Let us add some simple statistical functions. I would like to compute the mean of an array of numbers by calling: 'L::mean [1,2,3,4,5,6,7]', and I can do this by providing functions like:
# --- stats def L.mean items R.mean items end def L.stddev items R.sd items end
This library is for my own use, so I can use whatever names I like. I sometimes prefer more verbose forms than R uses, as you can see in the stddev function.
The process of creating and saving a graph in RSRuby required a few steps. We can simplify those steps using our wrapper, creating a function to accept the name of the final graph along with the parameters for constructing the graph. We use here the usual Ruby trick of combining the hash map arguments into a single Hashmap, so save_histogram("sample.png", data, :main => "Title", :xlab => "x label") will treat the parameters :main => "Title, :xlab => "x label" as a single argument, labelled params, which can then be passed to R's own hist function.

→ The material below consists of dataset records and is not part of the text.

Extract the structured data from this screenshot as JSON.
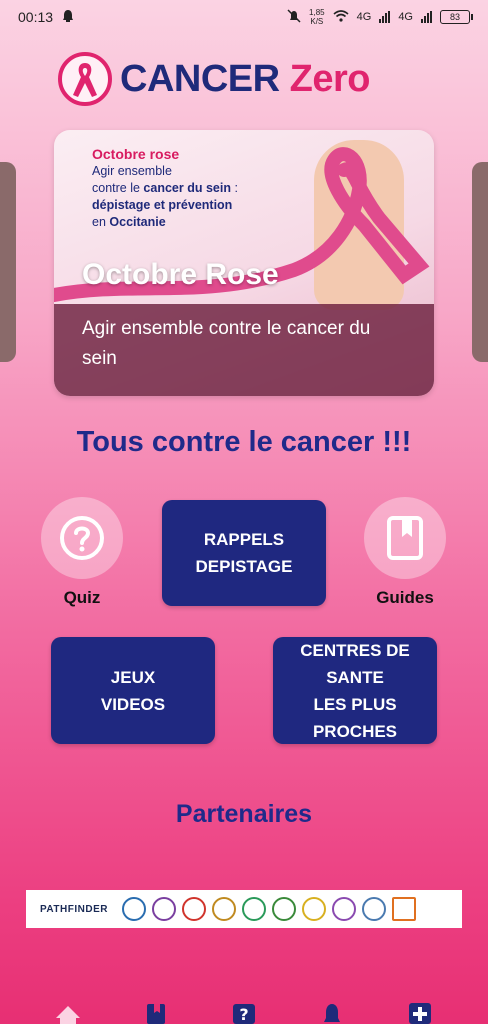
{
  "status_bar": {
    "time": "00:13",
    "net_speed_value": "1,85",
    "net_speed_unit": "K/S",
    "signal_1": "4G",
    "signal_2": "4G",
    "battery": "83"
  },
  "brand": {
    "name_part1": "CANCER",
    "name_part2": "Zero",
    "primary_color": "#1f2a7a",
    "accent_color": "#e0246e"
  },
  "hero": {
    "poster_title": "Octobre rose",
    "poster_line1": "Agir ensemble",
    "poster_line2_pre": "contre le ",
    "poster_line2_bold": "cancer du sein",
    "poster_line2_post": " :",
    "poster_line3": "dépistage et prévention",
    "poster_line4_pre": "en ",
    "poster_line4_bold": "Occitanie",
    "title": "Octobre Rose",
    "caption": "Agir ensemble contre le cancer du sein"
  },
  "slogan": "Tous contre le cancer !!!",
  "actions": {
    "quiz_label": "Quiz",
    "guides_label": "Guides",
    "rappels_line1": "RAPPELS",
    "rappels_line2": "DEPISTAGE",
    "jeux_line1": "JEUX",
    "jeux_line2": "VIDEOS",
    "centres_line1": "CENTRES DE",
    "centres_line2": "SANTE",
    "centres_line3": "LES PLUS",
    "centres_line4": "PROCHES",
    "tile_color": "#1f2880"
  },
  "partners": {
    "title": "Partenaires",
    "first_partner": "PATHFINDER"
  },
  "bottom_nav": {
    "icons": [
      "home-icon",
      "book-icon",
      "quiz-icon",
      "bell-icon",
      "plus-icon"
    ]
  }
}
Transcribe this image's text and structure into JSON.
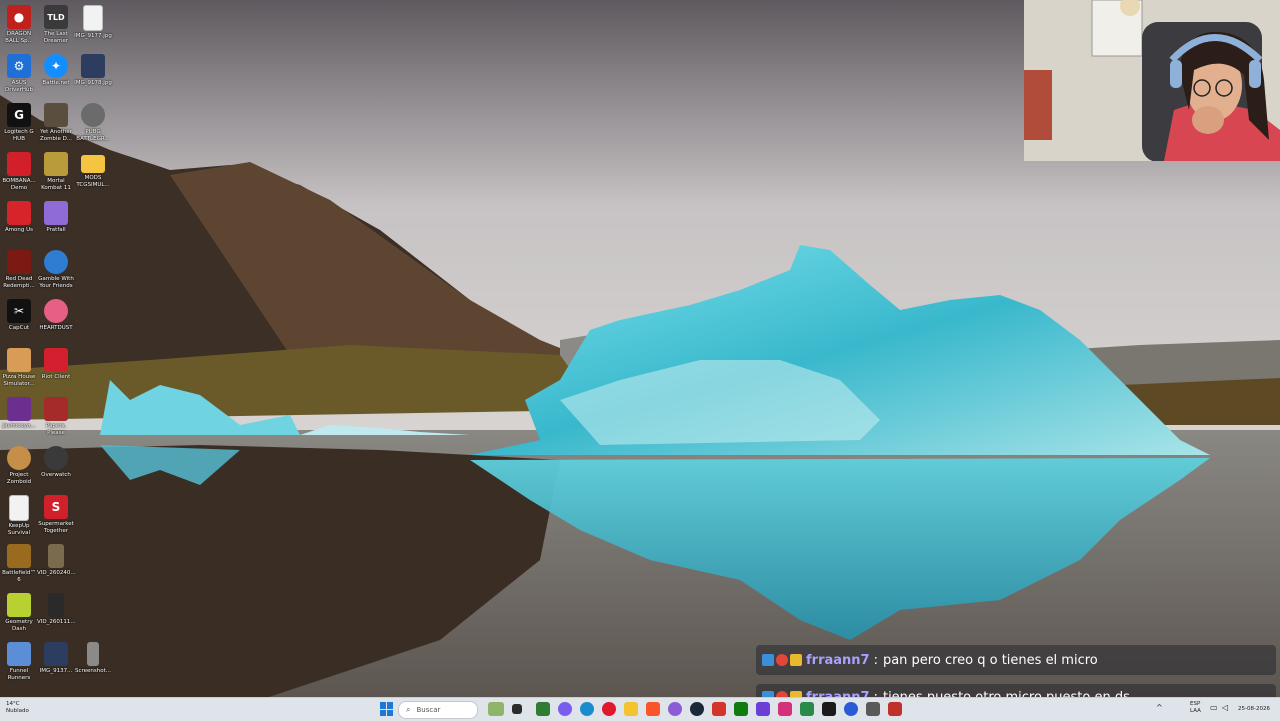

def L.save_histogram(filename, data, params) R.png filename R.hist(data, params) R.eval_R("dev.off()") end
The machine-learning and data-mining communities have a fairly standard format for representing data instances: comma-separated values, or CSV. Each line of a text file is taken to represent a single data instance. The features of the data are separated by commas. For example, a table of data representing information about cars might hold features about the colour, engine size and whether there was a roofrack:
white, 1800, no blue, 1200, yes ...
Many such files contain header information, describing what the column headings are, for instance. We would like a function that will read such data into a Ruby data structure. The aims of the function are:
- to accept as input the filename of the data to read in;
- to optionally accept a number of header lines to ignore;
- to optionally accept an alternative separator symbol to the comma;
- to return an array in which each element is an array of the features for one instance; and
- to convert the feature values into Integer or Float types, where appropriate.
The functions I created are:
# --- reading in data # try to convert string item into an Integer or a Float, else return item def L.convert_item item begin Integer item rescue begin Float item rescue item end end end # convert every item in given list of items def L.convert_items items items.collect {|i| L.convert_item i} end # return a list of the lines from given file # -- ignore the top ignore_n lines # -- convert every item in each line using the above def L.read_data_file(filename, ignore_n=0, split_char=",") data = [] file = File.open(filename, "r") ignore_n.times { file.gets } while line = file.gets unless line.strip == "" # ignore blank lines data << L.convert_items(line.split(split_char)) end end file.close data end
Finally, we can put all these pieces together by simplifying our example from last time. There, we took an example dataset which had a number of fields in comma-separated format. That is, each line represents a single data instance, and the information for each instance's features is separated by a comma. The first five lines of our example dataset are header information, which we do not need. Reading in these data, extracting the 11th feature from the data, printing the feature's mean and standard deviation, and finally creating a histogram of its values, can now be done quite directly:
# -- process the image.txt data image_data = L::read_data_file("image.txt", 5, ",") column_data = image_data.collect{|i| i[10]} puts "Mean: #{L::mean(column_data)} SD: #{L::stddev(column_data)}" L::save_histogram("image.png", image_data.collect{|i| i[10]}, :xlab => "X from image", :main=>"From image")
Of course, what I've shown above is just the beginning. It does demonstrate how easy Ruby makes it to provide tailored libraries to simplify daily tasks. Collect a few dozen of such functions together, and suddenly we have a budding wrapper library. How far you go to a complete wrapper library really depends on your stamina - the R project comes with a manual of over 1600 pages!